After a series of introductionary remarks to the conference (there are multiple conferences here of which IEEE Social Computing is one), now there is a keynote speech by Stephen Lau on Privacy, Security, Risk and Trust in Service-Oriented Environments. Alex Pentland of MIT introduced the IEEE Social Computing conference of which my paper is part of the SIN workshop (Social Intelligence and Networking). If you're in the conference, then please talk to me, I will give a talk in SIN at the last session on Monday called "Finding Cohesive Subgroups and Relevant Members in the Nokia Friend View Mobile Social Network".
Dr. Lau is talking about information assurance in Service-Oriented Environments. Now, we are entering service-oriented computing. This is nothing new, IBM Research has advocated service-oriented computing for many years, and in academia and research, service-oriented computing is very important. However, there are challenges in service-oriented computing environments, like for example system reliability, must be easy to use, privacy, trust and tracking users. There are XML-based policies to help with this and software engineering is being used to tackle this.

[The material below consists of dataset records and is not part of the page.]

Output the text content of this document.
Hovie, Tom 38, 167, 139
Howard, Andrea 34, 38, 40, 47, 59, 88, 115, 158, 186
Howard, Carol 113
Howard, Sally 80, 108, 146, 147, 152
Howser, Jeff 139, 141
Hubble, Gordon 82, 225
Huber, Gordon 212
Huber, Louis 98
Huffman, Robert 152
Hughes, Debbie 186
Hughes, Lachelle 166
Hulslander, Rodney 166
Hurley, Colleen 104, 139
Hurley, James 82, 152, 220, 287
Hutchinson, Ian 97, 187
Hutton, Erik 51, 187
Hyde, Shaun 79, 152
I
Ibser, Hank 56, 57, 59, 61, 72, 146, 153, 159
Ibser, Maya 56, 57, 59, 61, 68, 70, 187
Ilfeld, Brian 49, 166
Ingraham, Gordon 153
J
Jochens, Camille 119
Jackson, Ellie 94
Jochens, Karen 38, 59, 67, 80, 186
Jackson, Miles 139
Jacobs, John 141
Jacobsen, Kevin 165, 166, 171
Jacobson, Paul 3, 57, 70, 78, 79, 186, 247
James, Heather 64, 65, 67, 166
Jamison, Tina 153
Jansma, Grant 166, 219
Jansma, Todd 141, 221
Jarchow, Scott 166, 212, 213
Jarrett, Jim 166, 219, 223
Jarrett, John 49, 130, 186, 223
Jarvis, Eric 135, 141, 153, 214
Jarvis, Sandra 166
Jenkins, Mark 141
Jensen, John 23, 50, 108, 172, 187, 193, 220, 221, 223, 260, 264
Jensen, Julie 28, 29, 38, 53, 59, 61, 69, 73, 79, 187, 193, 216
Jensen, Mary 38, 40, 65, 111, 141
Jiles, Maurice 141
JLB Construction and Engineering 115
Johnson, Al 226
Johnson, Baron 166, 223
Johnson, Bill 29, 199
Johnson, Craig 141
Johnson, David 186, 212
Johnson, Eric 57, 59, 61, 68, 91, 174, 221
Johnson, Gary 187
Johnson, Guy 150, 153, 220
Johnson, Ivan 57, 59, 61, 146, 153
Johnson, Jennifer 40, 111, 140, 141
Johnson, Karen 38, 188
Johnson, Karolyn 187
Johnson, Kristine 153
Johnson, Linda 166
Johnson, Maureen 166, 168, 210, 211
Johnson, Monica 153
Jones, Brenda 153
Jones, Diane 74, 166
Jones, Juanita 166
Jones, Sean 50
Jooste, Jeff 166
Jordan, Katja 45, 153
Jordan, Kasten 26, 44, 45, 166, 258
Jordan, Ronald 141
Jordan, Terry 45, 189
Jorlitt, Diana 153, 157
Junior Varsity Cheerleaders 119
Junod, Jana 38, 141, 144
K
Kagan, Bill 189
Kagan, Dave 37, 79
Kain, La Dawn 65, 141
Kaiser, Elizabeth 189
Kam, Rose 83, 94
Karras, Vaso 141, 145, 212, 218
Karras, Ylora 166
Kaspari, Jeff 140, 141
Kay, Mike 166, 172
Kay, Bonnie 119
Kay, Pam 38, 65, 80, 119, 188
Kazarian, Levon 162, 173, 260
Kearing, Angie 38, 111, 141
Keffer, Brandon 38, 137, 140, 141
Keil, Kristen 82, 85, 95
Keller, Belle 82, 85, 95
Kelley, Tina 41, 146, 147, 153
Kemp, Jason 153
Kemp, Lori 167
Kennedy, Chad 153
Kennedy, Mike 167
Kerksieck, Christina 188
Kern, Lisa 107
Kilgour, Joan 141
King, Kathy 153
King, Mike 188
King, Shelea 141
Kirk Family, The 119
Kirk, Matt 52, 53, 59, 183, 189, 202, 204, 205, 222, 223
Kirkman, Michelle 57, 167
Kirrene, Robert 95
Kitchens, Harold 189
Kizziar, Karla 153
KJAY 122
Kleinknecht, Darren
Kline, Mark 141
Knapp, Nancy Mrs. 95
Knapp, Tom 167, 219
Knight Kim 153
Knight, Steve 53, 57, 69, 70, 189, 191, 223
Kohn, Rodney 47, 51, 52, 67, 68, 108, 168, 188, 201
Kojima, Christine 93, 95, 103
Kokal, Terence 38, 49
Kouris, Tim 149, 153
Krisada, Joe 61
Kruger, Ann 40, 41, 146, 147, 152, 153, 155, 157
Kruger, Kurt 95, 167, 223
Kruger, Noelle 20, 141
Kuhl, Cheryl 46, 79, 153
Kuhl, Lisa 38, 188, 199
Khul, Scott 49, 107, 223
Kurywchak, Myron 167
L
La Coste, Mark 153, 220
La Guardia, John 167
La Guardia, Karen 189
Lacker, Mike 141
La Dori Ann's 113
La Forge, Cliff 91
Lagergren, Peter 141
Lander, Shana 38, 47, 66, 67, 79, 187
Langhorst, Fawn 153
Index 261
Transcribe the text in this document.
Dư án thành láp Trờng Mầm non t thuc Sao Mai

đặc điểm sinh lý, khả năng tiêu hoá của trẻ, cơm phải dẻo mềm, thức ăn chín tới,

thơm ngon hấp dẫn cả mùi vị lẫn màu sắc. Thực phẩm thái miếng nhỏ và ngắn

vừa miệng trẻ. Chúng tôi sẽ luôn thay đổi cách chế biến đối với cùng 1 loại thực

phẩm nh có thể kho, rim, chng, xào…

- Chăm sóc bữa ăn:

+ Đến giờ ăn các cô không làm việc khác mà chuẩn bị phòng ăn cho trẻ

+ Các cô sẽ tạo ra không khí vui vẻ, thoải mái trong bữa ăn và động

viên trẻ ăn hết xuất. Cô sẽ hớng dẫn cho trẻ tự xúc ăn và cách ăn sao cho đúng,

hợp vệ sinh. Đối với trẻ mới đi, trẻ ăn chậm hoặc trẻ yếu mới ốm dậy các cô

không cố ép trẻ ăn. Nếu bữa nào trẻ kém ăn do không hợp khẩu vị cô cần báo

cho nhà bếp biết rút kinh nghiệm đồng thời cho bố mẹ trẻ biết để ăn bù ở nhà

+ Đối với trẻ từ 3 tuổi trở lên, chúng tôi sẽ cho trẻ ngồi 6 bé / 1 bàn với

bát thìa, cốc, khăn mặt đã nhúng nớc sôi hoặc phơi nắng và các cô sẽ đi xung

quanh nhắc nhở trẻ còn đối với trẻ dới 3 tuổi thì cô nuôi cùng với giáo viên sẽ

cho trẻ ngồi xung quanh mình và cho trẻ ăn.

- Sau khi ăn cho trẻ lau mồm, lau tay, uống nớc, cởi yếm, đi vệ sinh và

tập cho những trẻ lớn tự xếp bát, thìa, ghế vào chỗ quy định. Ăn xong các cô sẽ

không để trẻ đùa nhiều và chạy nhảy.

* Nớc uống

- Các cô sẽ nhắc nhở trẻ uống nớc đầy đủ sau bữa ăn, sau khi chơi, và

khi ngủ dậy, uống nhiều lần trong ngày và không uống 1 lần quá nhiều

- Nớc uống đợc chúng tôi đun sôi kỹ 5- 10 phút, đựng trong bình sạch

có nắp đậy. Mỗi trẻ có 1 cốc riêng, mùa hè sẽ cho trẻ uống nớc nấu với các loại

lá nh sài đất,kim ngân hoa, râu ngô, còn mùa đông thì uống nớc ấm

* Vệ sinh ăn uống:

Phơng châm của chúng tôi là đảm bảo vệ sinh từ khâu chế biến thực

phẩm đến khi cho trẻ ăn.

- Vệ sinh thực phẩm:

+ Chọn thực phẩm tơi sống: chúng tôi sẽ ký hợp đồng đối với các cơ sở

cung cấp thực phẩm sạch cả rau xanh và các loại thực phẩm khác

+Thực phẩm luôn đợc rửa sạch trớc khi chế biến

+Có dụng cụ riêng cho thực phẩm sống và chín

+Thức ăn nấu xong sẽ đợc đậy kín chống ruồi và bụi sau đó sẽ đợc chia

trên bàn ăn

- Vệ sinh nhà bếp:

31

So, what is Dr. Lau's research to address these issues? They have developed a framework for systematically managing and enforcing security policies and a model for flexible security policies. He just showed the workflow of the architecture of their framework. The complicated part of this research is the integrated framework for managing and evaluating security, privacy, trust and risk. We need to have new models for trust and risk considering technical, human and social aspects.